Dynamics and Druggability log/20251028before
2025-10-15:
现在这部分独立成log,专注于成药性评价成药性口袋辨别的功能实现,脚本:75.2~4Druggability/pockets_statistic.py
命令python pockets_statistic.py -i ../pdbdynamics -o output/ -d 10 -t 0.1
进展:现在除了Drugbank中structures表的没有完善,pockets_statistic脚本已经进展到可以比对配体和药物的SMILES结构。现在遇到一个问题:配体比较然后到下一步的逻辑是什么?
简单分析下流程:根据pdbid获取了药物,然后只要审批通过的药物d。然后获取配体的的结构l
理论上应该要做一个笛卡尔积,d×l,然后找到配体和药物结构相似性大于阈值的药配组合。然后就是在这些配体周围产生口袋,然后跟预测的口袋进行比对,然后区分出成药的和未成药的口袋。
然后进行一个泛靶点蛋白的横线统计/特征提取。
然后现在到配体和药物相似性比对的过程,现在已经能完成多配体和药物的比较。记录一下:ver/pockets_statistic_1.py还是药物和单个配体进行相似度匹配。
我感觉我说的最多的就是人在无语的时候是真的会笑出来,threshold都0.1了,就几个是符合的。
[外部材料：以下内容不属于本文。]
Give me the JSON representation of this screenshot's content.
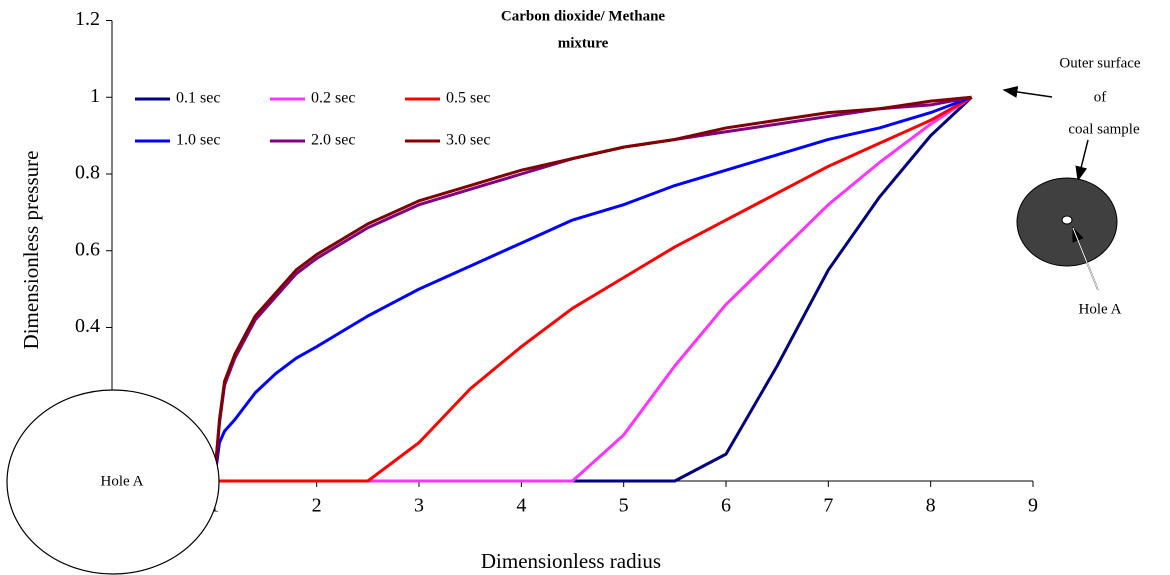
{
  "chart_data": {
    "type": "line",
    "title": [
      "Carbon dioxide/ Methane",
      "mixture"
    ],
    "x_label": "Dimensionless radius",
    "y_label": "Dimensionless pressure",
    "xlim": [
      0,
      9
    ],
    "ylim": [
      0,
      1.2
    ],
    "xticks": [
      1,
      2,
      3,
      4,
      5,
      6,
      7,
      8,
      9
    ],
    "yticks": [
      0.4,
      0.6,
      0.8,
      1,
      1.2
    ],
    "x": [
      1,
      1.05,
      1.1,
      1.2,
      1.4,
      1.6,
      1.8,
      2,
      2.5,
      3,
      3.5,
      4,
      4.5,
      5,
      5.5,
      6,
      6.5,
      7,
      7.5,
      8,
      8.4
    ],
    "series": [
      {
        "name": "0.1 sec",
        "color": "#000080",
        "values": [
          0,
          0,
          0,
          0,
          0,
          0,
          0,
          0,
          0,
          0,
          0,
          0,
          0,
          0,
          0,
          0.07,
          0.3,
          0.55,
          0.74,
          0.9,
          1
        ]
      },
      {
        "name": "0.2 sec",
        "color": "#ff33ff",
        "values": [
          0,
          0,
          0,
          0,
          0,
          0,
          0,
          0,
          0,
          0,
          0,
          0,
          0,
          0.12,
          0.3,
          0.46,
          0.59,
          0.72,
          0.83,
          0.93,
          1
        ]
      },
      {
        "name": "0.5 sec",
        "color": "#ff0000",
        "values": [
          0,
          0,
          0,
          0,
          0,
          0,
          0,
          0,
          0,
          0.1,
          0.24,
          0.35,
          0.45,
          0.53,
          0.61,
          0.68,
          0.75,
          0.82,
          0.88,
          0.94,
          1
        ]
      },
      {
        "name": "1.0 sec",
        "color": "#0000ff",
        "values": [
          0,
          0.1,
          0.13,
          0.16,
          0.23,
          0.28,
          0.32,
          0.35,
          0.43,
          0.5,
          0.56,
          0.62,
          0.68,
          0.72,
          0.77,
          0.81,
          0.85,
          0.89,
          0.92,
          0.96,
          1
        ]
      },
      {
        "name": "2.0 sec",
        "color": "#800080",
        "values": [
          0,
          0.15,
          0.25,
          0.32,
          0.42,
          0.48,
          0.54,
          0.58,
          0.66,
          0.72,
          0.76,
          0.8,
          0.84,
          0.87,
          0.89,
          0.91,
          0.93,
          0.95,
          0.97,
          0.98,
          1
        ]
      },
      {
        "name": "3.0 sec",
        "color": "#800000",
        "values": [
          0,
          0.16,
          0.26,
          0.33,
          0.43,
          0.49,
          0.55,
          0.59,
          0.67,
          0.73,
          0.77,
          0.81,
          0.84,
          0.87,
          0.89,
          0.92,
          0.94,
          0.96,
          0.97,
          0.99,
          1
        ]
      }
    ],
    "annotations": {
      "outer_surface": [
        "Outer surface",
        "of",
        "coal sample"
      ],
      "hole_right": "Hole A",
      "hole_left": "Hole  A"
    }
  }
}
然后下一个问题就是经典的PocketStablility哈哈哈哈哈,解决了
接下来是特征量的计算,还是:体积、表面积、深度、疏水性和静电势能
有一个问题,就是要明确一个很重要的问题:特征计算过程中依赖的公式
体积:
表面积:
深度:
疏水性:
静电势能:
2025-10-18:又走通了,相似度0.1才能有11个,然后distance=10一个成药口袋都没有。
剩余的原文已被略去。